Monday, Oct. 31, 2016
A Virginia Commonwealth University professor and a handful of VCU students visited the Edgar Allan Poe Museum on Monday morning to 3-D scan a variety of spooky artifacts and sculptures, just in time for Halloween.
The visit by Bernard Means, Ph.D., an anthropology professor in the School of World Studies in the College of Humanities and Sciences, was an opportunity for students to gain experience with 3-D scanning, but also to provide the Poe Museum with 3-D-printed replicas of items from the museum’s collection.
Means, director of the Virtual Curation Laboratory — which specializes in the 3-D scanning and 3-D printing of historic and archaeological objects, including many notable artifacts from museums across Virginia and around the world — scanned a 1956 plaster mold of the Poe statue that sits in Capitol Square, a marble and bronze Actor’s Monument to Poe circa 1882-84, and a small trinket box that was one of the few possessions owned by Poe’s wife, Virginia Clemm Poe, at the time of her death.
“The basic reasons why we are working with the Poe Museum,” Means said, “are to use 3-D scanning to help the Poe Museum promote themselves; to create 3-D prints that can be used for education and outreach purposes, as the original objects are too fragile; and to provide VCU students with materials that they can use in my or other classes to explore the rich heritage of Richmond.”
Chris Semtner, curator of the Poe Museum, said Means’ 3-D scanning and printing of artifacts allows the museum’s visitors to interact with the items in new and interesting ways.
“This gives the VCU students a chance to practice [3-D scanning] techniques, but also when they 3-D print things for us, it gives us a new way to interpret the artifacts,” said Semtner. “By interpretation, I mean: telling the artifacts’ stories to the visitors who come here.
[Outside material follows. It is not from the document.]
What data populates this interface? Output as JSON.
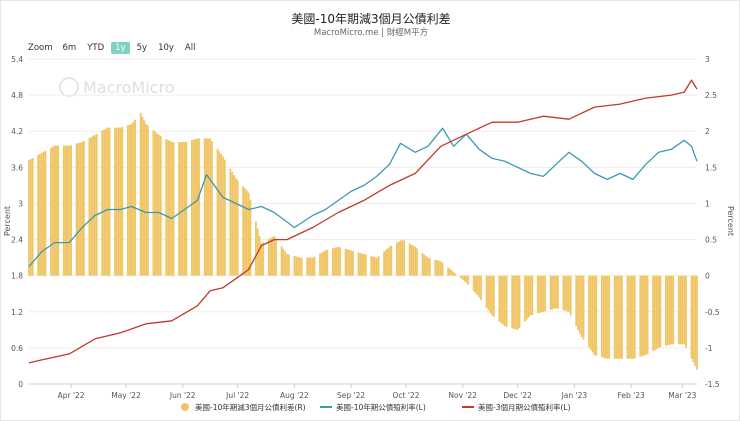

For instance, with the key [to Edgar Allan Poe’s trunk], we can’t just pass it around the room. But now we can — we can pass around a 3-D-printed replica and say, ‘What sort of device would this open? What kind of trunk would this open? How does it feel in your hand?’”
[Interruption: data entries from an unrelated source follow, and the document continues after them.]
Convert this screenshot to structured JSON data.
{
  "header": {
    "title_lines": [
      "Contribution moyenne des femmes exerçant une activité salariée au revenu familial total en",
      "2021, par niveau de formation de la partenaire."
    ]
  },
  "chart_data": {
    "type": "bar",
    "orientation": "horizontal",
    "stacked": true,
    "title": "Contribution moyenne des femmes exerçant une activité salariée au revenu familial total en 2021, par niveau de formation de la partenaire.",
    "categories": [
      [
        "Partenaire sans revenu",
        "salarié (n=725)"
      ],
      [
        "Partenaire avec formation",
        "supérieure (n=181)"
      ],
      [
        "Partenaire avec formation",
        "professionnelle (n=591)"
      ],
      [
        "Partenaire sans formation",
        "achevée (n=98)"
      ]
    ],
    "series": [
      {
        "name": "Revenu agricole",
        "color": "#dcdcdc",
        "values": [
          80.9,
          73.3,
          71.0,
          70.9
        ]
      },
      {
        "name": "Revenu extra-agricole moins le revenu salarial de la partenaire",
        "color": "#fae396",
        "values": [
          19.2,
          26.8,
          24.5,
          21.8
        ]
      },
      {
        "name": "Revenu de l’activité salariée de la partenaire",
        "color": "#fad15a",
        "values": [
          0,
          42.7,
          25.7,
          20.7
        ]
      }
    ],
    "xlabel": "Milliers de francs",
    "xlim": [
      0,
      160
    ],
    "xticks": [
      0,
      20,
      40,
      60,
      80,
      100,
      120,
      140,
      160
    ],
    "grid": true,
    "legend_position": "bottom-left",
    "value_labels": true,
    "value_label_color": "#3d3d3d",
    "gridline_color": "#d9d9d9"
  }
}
The museum will sometimes bring along 3-D-printed replicas of artifacts when they visit schools. “We can bring a virtual museum to them, and allow them to hold these recreations,” Semtner said.
The Poe Museum also has used 3-D-printed replicas for “touch tours” for the visually impaired, he added.
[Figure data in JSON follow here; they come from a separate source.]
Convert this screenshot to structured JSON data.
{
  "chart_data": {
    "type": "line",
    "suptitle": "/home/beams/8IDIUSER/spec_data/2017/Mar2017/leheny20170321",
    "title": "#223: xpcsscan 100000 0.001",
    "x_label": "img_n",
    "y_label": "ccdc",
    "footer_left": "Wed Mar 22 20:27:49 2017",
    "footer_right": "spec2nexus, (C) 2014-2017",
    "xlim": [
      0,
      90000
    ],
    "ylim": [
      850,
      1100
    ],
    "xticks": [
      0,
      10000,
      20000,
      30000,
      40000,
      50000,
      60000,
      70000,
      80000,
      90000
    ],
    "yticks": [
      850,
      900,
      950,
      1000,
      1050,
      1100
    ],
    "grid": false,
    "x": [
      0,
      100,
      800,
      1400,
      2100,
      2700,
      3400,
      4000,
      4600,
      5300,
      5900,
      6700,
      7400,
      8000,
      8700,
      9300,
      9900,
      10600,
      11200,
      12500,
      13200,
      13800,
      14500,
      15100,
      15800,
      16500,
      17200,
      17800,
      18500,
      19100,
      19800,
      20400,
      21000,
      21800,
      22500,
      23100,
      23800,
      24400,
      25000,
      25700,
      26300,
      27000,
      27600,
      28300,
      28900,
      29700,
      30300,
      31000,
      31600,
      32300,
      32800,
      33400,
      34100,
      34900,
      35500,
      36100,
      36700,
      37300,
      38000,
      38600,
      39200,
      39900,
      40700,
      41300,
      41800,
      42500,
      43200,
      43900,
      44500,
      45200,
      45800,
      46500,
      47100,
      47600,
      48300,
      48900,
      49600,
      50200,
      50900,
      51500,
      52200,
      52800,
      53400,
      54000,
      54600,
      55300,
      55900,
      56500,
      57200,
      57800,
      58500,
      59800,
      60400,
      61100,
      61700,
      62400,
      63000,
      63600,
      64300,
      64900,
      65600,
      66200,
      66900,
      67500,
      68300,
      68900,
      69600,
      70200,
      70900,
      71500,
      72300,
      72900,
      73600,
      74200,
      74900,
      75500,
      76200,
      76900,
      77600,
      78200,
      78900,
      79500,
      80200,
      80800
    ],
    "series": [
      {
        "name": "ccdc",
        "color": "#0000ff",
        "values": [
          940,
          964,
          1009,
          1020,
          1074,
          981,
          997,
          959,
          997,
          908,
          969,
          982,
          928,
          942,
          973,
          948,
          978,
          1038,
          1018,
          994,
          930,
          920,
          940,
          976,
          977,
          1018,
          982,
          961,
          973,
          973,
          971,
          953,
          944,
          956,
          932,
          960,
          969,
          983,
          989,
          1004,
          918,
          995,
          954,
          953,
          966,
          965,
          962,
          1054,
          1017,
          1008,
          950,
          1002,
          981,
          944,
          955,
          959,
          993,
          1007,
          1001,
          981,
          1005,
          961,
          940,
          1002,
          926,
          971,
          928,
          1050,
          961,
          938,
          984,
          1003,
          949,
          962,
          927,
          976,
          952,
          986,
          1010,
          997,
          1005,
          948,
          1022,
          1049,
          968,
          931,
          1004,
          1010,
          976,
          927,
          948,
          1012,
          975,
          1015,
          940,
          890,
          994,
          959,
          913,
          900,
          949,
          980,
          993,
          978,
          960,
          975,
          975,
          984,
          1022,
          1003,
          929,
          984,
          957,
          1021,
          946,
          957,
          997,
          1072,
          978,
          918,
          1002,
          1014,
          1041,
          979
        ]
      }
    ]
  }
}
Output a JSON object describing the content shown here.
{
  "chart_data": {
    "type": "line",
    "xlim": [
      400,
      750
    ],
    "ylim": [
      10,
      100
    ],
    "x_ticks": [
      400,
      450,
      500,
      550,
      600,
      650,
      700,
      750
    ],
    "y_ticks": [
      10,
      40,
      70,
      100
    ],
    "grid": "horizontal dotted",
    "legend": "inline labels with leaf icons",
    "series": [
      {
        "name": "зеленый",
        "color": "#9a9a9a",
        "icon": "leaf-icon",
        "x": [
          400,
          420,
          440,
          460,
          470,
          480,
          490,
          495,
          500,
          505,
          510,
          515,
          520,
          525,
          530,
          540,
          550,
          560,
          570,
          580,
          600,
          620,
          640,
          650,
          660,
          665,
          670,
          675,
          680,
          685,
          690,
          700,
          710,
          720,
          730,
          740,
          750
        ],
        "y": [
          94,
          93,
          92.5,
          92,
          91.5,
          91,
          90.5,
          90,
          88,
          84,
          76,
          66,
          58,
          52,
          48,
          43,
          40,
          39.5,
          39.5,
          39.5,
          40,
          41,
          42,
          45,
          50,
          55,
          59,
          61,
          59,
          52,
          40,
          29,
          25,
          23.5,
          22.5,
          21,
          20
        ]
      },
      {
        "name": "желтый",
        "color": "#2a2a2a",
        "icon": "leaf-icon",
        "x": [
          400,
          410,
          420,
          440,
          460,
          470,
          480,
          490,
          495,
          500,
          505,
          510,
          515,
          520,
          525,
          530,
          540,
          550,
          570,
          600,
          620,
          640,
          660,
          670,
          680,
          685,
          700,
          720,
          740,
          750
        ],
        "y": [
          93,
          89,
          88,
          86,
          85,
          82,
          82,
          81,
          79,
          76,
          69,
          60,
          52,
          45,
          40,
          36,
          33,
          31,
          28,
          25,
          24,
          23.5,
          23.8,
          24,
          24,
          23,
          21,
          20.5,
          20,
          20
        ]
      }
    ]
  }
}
“We have vision impaired people come and visit and they want to have a museum experience too,” he said. “This allows them to have something that they can hold and touch and get a feel without us having to give them the original artifacts.”
The Virtual Curation Laboratory frequently partners with small museums to help them promote their missions, as well as to provide VCU students with an opportunity to interact with and learn from the museums, Means said.
“We are particularly focusing our efforts on museums within the Richmond community, as one way that VCU can help give back to the community,” he said. “Some of the items that we 3-D scan are being incorporated by teachers in the area into their lessons.”
One teacher in Henrico County, for example, has developed a lesson for eighth graders around the Poe key that Means’ team 3-D scanned during a previous visit.
On Monday, the team took turns scanning artifacts amidst the Poe Museum’s Halloween decorations, including small tombstones lining the walkways outside and a skeleton peeking down from atop the staircase.
“Halloween is like our Christmas,” Semtner said.
As the team waited for the 3-D scanning process to finish, they traded a few favorite Poe puns.
“What did Edgar Allan Poe put in his hair?” Means said. “Poe-made.”
“Why was Poe’s wife’s trinket box so small?” said Brenna Geraghty, Virtual Curation Laboratory lab manager. “Because she was Poe.”